La máquina

Mezcla de radio, teléfono y plancha, provista de manivela y micrófono, la máquina de Rúsvelt Nicodemo era de alto nivel tecnológico.

Según decía Rúsvelt, la máquina lo había resucitado cuando él se murió porque la sangre se le cuajó como morcilla. Desde entonces, sólo en ella creía.

Cada vez que conseguía permiso para salir, Rúsvelt se iba a la calle El Conde, y allí se quedaba horas mirando pasar a las muchachas de la alta sociedad de Santo Domingo.

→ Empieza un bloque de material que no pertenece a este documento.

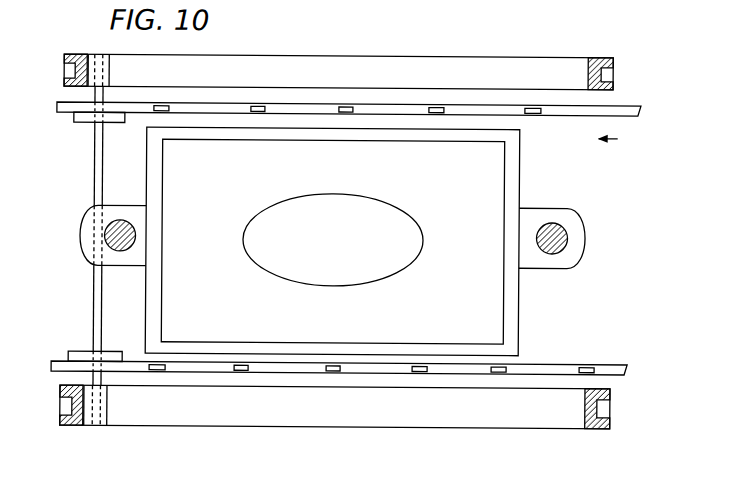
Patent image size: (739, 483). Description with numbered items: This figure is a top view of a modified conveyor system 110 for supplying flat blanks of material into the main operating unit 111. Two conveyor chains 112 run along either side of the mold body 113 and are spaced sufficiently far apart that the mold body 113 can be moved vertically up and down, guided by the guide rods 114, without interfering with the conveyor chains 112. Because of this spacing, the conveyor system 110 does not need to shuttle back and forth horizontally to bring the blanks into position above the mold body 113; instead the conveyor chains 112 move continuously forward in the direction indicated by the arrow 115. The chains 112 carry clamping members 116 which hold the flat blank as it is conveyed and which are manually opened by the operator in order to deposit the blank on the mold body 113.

The conveyor system 110 is at (67, 116).
The main operating unit 111 is at (516, 51).
The conveyor chains 112 is at (630, 110).
The mold body 113 is at (512, 178).
The guide rods 114 is at (121, 252).
The arrow 115 is at (617, 137).
The clamping members 116 is at (341, 107).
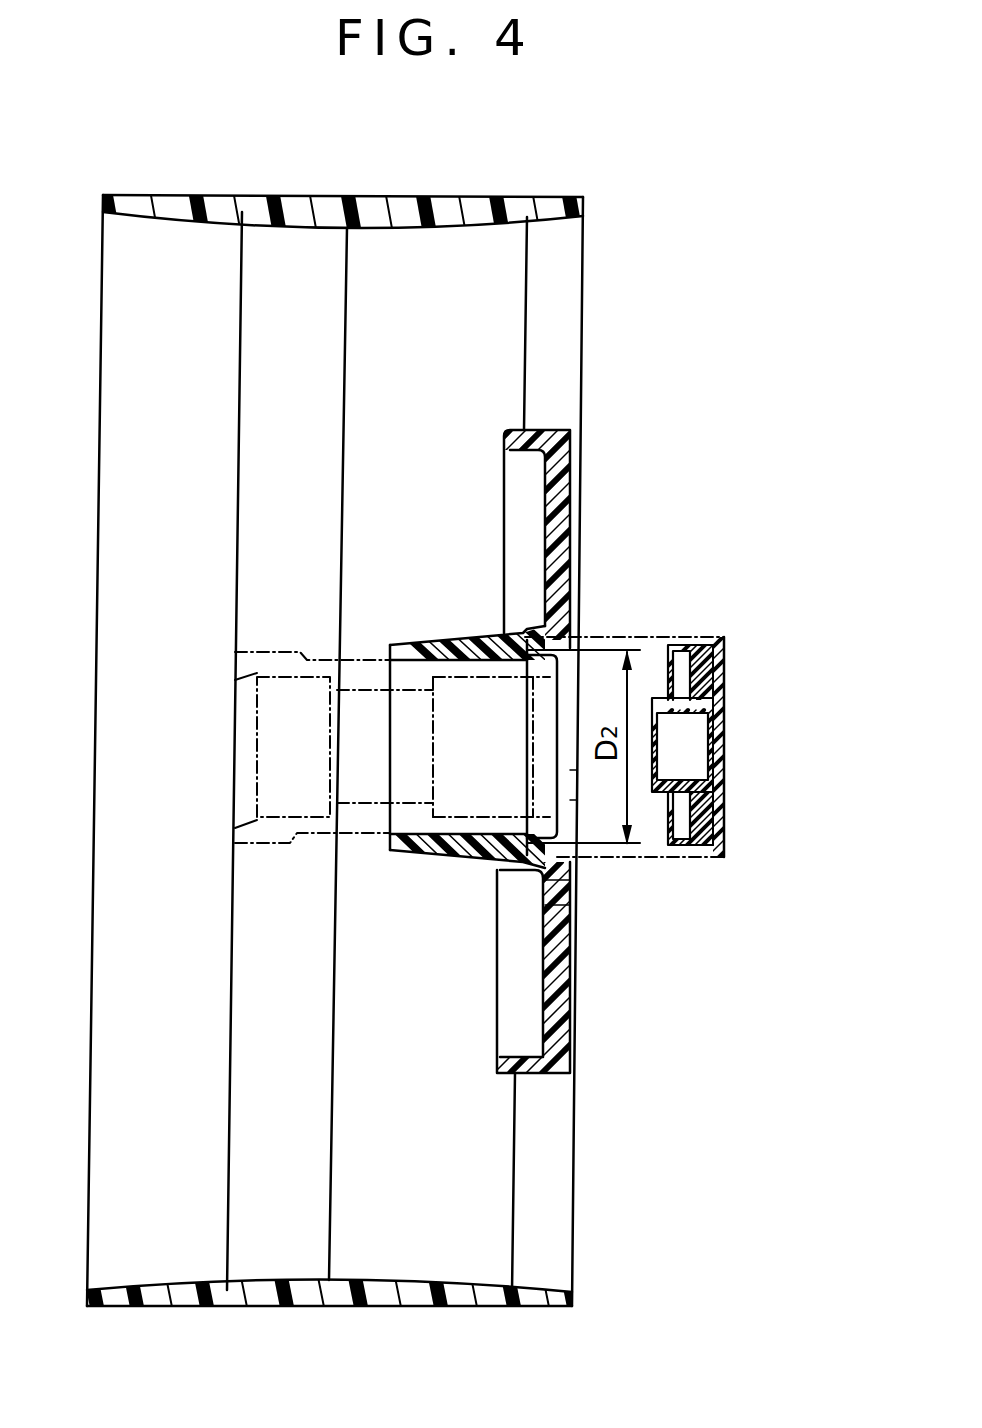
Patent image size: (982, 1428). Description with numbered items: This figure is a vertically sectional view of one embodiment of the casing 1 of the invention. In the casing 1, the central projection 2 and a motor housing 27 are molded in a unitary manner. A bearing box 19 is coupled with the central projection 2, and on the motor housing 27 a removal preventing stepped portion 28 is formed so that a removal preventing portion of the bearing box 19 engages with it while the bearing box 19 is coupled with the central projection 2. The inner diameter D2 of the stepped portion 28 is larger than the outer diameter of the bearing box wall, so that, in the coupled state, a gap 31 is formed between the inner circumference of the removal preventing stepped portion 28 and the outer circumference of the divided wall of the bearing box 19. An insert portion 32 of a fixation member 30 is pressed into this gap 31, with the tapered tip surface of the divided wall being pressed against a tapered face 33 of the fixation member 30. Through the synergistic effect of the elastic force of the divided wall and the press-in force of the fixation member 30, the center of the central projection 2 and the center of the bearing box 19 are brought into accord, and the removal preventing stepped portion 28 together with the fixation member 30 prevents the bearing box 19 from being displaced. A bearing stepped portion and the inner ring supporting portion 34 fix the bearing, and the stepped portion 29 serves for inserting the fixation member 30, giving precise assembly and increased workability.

The casing 1 is at (542, 1228).
The central projection 2 is at (443, 858).
The bearing box 19 is at (287, 843).
The motor housing 27 is at (570, 1060).
The removal preventing stepped portion 28 is at (530, 707).
The stepped portion for inserting of the fixation member 29 is at (575, 785).
The fixation member 30 is at (726, 740).
The gap 31 is at (568, 892).
The insert portion 32 is at (675, 682).
The tapered face 33 is at (697, 813).
The inner ring supporting portion 34 is at (675, 743).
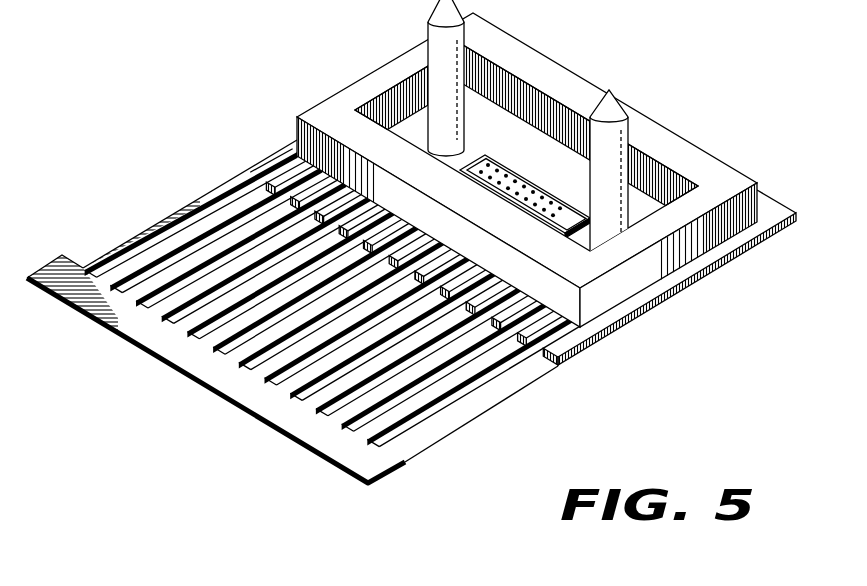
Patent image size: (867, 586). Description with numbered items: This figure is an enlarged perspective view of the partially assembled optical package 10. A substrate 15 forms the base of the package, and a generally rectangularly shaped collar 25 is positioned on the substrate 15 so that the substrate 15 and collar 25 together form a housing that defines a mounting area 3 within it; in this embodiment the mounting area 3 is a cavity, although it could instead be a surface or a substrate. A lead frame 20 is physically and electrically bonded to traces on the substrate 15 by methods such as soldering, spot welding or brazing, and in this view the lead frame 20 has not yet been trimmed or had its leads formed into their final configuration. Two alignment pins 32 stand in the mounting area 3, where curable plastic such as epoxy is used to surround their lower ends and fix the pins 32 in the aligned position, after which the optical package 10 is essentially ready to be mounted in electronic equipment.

Siempre había alguna que brillaba entre todas las demás, y tras sus luces caminaba él, a respetuosa distancia.

Esa noche, la máquina, la que nunca mentía, le informaba:

—Ella te adora.

Y en la salida siguiente, Rúsvelt iba al cruce de la dama:

—¿Hasta cuándo seguirás fingiendo desdén? Tu boca calla, pero yo escucho la voz de tu corazón.

La máquina confirmaba:

—Muere por ti.

Pero no bien lo veía, ella salía corriendo. A Rúsvelt se le agotaba la paciencia y la perseguía gritándole cobarde, engañera, mentirosa. No por despecho: por indignación. Él no toleraba los simulacros.

Siempre terminaban igual sus permisos de salida. Una tremenda paliza, y de vuelta al manicomio de Nigua.

La máquina lo consolaba:

—Si las mujeres fueran necesarias, Dios tendría una.